The art scene is thriving, and a fringe benefit is the explosion of live music venues downtown, since some of the spaces double as art galleries, or vice versa. To some, the music is almost making a bigger splash than the art. While Modified Arts has long been operating as both a gallery and concert venue on Roosevelt Street, many of its neighbors also host performances on First Fridays, from indie and punk bands on the outdoor stage at Holga's, and DJs on the porch at Fate, to acoustic singer-songwriters next to 515. And the MadCaPs still play garage rock from the back of a pickup truck that cruises the area.

Over on Grand Avenue, there's a bona fide music renaissance, where galleries even have their own stages and hold regular events throughout the month, including the Paper Heart, Four White Walls, the PHiX, and the Trunk Space. Occasionally, the Paisley Violin (recently relocated from Roosevelt), the Cone Gallery, Perihelion Arts and Icon Studio have music as well. Rounding out the all-month-long nightlife on Grand are two bars, the Bikini Lounge and Fat Cats. Even the Old Brickhouse and Alice Cooper'stown, both down on Jackson Street near Studio LoDo, have spiced up their concert schedules with art displays and special First Fridays events.

Retail will also be crucial in making downtown a more around-the-clock place, says artist Beatrice Moore, who owns several downtown properties where artists have created studios and galleries that are often open to the public only one day a month. "You need small retail to help create a more pedestrian-friendly environment. For some of these businesses to survive, they'll need to have something more than once a month," she says.

To that end, as current artist occupants leave their storefront studios in Moore's buildings, she says she will turn the spaces into retail, eventually keeping artist studios at the back of the properties. Also, Moore bought a 15,000-square-foot building at the intersection of Grand and McKinley, which she hopes to convert to mixed-use, small retail spaces and artist workshops.

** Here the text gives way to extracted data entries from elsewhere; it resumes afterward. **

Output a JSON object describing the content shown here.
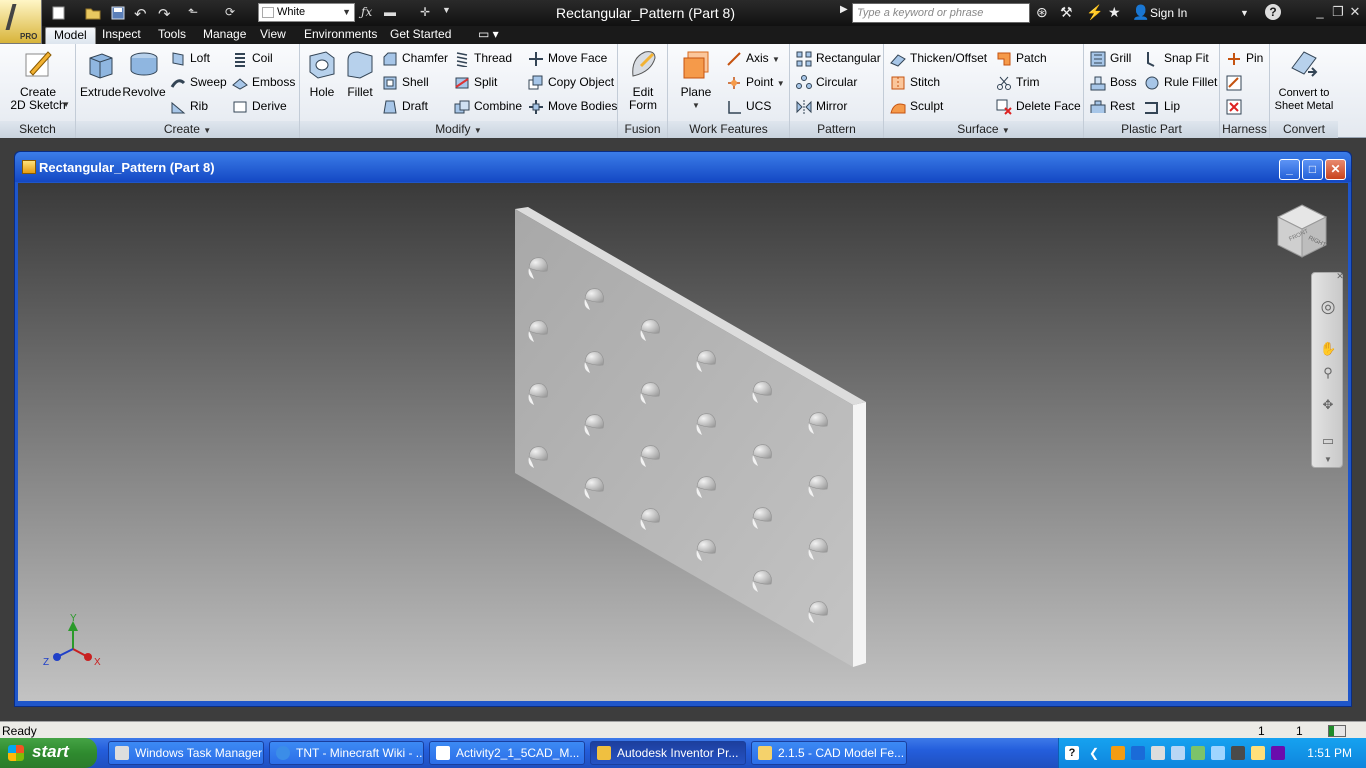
{
  "title_bar": {
    "window_title": "Rectangular_Pattern (Part 8)",
    "style_value": "White",
    "search_placeholder": "Type a keyword or phrase",
    "sign_in": "Sign In",
    "app_badge": "PRO",
    "help_label": "?"
  },
  "tabs": [
    "Model",
    "Inspect",
    "Tools",
    "Manage",
    "View",
    "Environments",
    "Get Started"
  ],
  "active_tab": "Model",
  "ribbon": {
    "sketch": {
      "title": "Sketch",
      "create_2d_sketch": "Create\n2D Sketch"
    },
    "create": {
      "title": "Create",
      "extrude": "Extrude",
      "revolve": "Revolve",
      "loft": "Loft",
      "sweep": "Sweep",
      "rib": "Rib",
      "coil": "Coil",
      "emboss": "Emboss",
      "derive": "Derive"
    },
    "modify": {
      "title": "Modify",
      "hole": "Hole",
      "fillet": "Fillet",
      "chamfer": "Chamfer",
      "shell": "Shell",
      "draft": "Draft",
      "thread": "Thread",
      "split": "Split",
      "combine": "Combine",
      "move_face": "Move Face",
      "copy_object": "Copy Object",
      "move_bodies": "Move Bodies"
    },
    "fusion": {
      "title": "Fusion",
      "edit_form": "Edit\nForm"
    },
    "work_features": {
      "title": "Work Features",
      "plane": "Plane",
      "axis": "Axis",
      "point": "Point",
      "ucs": "UCS"
    },
    "pattern": {
      "title": "Pattern",
      "rectangular": "Rectangular",
      "circular": "Circular",
      "mirror": "Mirror"
    },
    "surface": {
      "title": "Surface",
      "thicken_offset": "Thicken/Offset",
      "stitch": "Stitch",
      "sculpt": "Sculpt",
      "patch": "Patch",
      "trim": "Trim",
      "delete_face": "Delete Face"
    },
    "plastic_part": {
      "title": "Plastic Part",
      "grill": "Grill",
      "boss": "Boss",
      "rest": "Rest",
      "snap_fit": "Snap Fit",
      "rule_fillet": "Rule Fillet",
      "lip": "Lip"
    },
    "harness": {
      "title": "Harness",
      "pin": "Pin"
    },
    "convert": {
      "title": "Convert",
      "convert_to_sheet_metal": "Convert to\nSheet Metal"
    }
  },
  "document": {
    "title": "Rectangular_Pattern (Part 8)",
    "viewcube_front": "FRONT",
    "viewcube_right": "RIGHT",
    "triad": {
      "x": "X",
      "y": "Y",
      "z": "Z"
    }
  },
  "status": {
    "text": "Ready",
    "count1": "1",
    "count2": "1"
  },
  "taskbar": {
    "start": "start",
    "tasks": [
      "Windows Task Manager",
      "TNT - Minecraft Wiki - ...",
      "Activity2_1_5CAD_M...",
      "Autodesk Inventor Pr...",
      "2.1.5 - CAD Model Fe..."
    ],
    "active_task": 3,
    "clock": "1:51 PM"
  },
  "colors": {
    "title_bar": "#1a1a1a",
    "ribbon": "#eef2f7",
    "doc_frame": "#1f56c9",
    "taskbar": "#245edc",
    "start": "#2f8b2f"
  }
}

Since last April, she has been working to bring it up to code, and to get a historic designation as well as historic preservation funding.

Already, a number of new spots have cropped up near the galleries: Greta's Pet Boutique and the new public farmers' market on Central Avenue, as well as boutiques Stay Gold and MADE on Roosevelt. Coming later this summer, according to Artisan Homes' Chuck Kaye, the sold-out Artisan Village development at the intersection of Seventh Street and Roosevelt -- directly across from several art galleries -- will offer a variety of new street-level storefronts, including a photography studio, art gallery, specialty food store, real estate office, music store, specialty furniture store, and Tammie Coe Cakes, a 300-square-foot offshoot of the popular bakery at La Grande Orange near the Arcadia neighborhood.

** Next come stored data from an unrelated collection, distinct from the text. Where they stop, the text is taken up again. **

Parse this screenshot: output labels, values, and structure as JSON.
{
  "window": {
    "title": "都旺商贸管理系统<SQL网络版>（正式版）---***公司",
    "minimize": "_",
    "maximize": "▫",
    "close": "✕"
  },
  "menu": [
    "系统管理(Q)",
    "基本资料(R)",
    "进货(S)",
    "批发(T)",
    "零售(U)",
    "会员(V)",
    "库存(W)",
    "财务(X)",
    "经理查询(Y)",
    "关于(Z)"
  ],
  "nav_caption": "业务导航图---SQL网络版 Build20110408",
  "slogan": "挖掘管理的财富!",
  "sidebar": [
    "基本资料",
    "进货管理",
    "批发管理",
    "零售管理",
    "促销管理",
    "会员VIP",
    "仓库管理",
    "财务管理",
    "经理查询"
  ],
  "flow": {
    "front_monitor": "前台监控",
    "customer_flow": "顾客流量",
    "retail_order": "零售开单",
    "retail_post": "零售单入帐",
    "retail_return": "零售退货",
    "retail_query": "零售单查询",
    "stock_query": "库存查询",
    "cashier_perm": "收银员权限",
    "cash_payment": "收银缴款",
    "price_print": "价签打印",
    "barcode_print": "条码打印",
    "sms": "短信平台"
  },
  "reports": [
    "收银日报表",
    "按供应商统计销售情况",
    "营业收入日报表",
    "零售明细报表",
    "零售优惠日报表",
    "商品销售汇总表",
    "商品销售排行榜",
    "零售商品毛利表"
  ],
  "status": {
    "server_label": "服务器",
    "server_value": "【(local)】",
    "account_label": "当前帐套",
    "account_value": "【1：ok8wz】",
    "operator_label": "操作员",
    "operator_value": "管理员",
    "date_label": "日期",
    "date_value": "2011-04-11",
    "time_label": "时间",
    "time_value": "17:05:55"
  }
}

Beyond the imminent store openings, there's more in the works: Esser says he will start programming readings, workshops, and even yoga classes at some of the galleries on Roosevelt, activating spaces that are currently dark most of the month.

But for now, this weekend, there's Art Detour -- and more than 150 venues featuring art and entertainment, everything from Bentley Projects to unnamed projects in the dirt lot across the street from Holga's artist housing project.

Perhaps the art is really in support of the events, instead of the events being in support of the art, says Wellington "Duke" Reiter, the dean of ASU's College of Architecture and Environmental Design. "I'm not sure that really matters, though," he says. "Other places, other times, and other venues will evolve. Right now, there are people on the street, and I'd almost take that first and the art second. That doesn't mean it will always be that way."

Reiter says this is the third time he's seen a city transformed, and that's what brought him here in 2003. "In New Orleans, I saw a complete transformation of the Warehouse District. Then I saw it in Boston," he says. "There's no doubt that we're at the cusp of a moment where the city's either going to go in the right direction or not. The planets are aligned, and if it doesn't happen here, it never will. But we don't know how this story ends."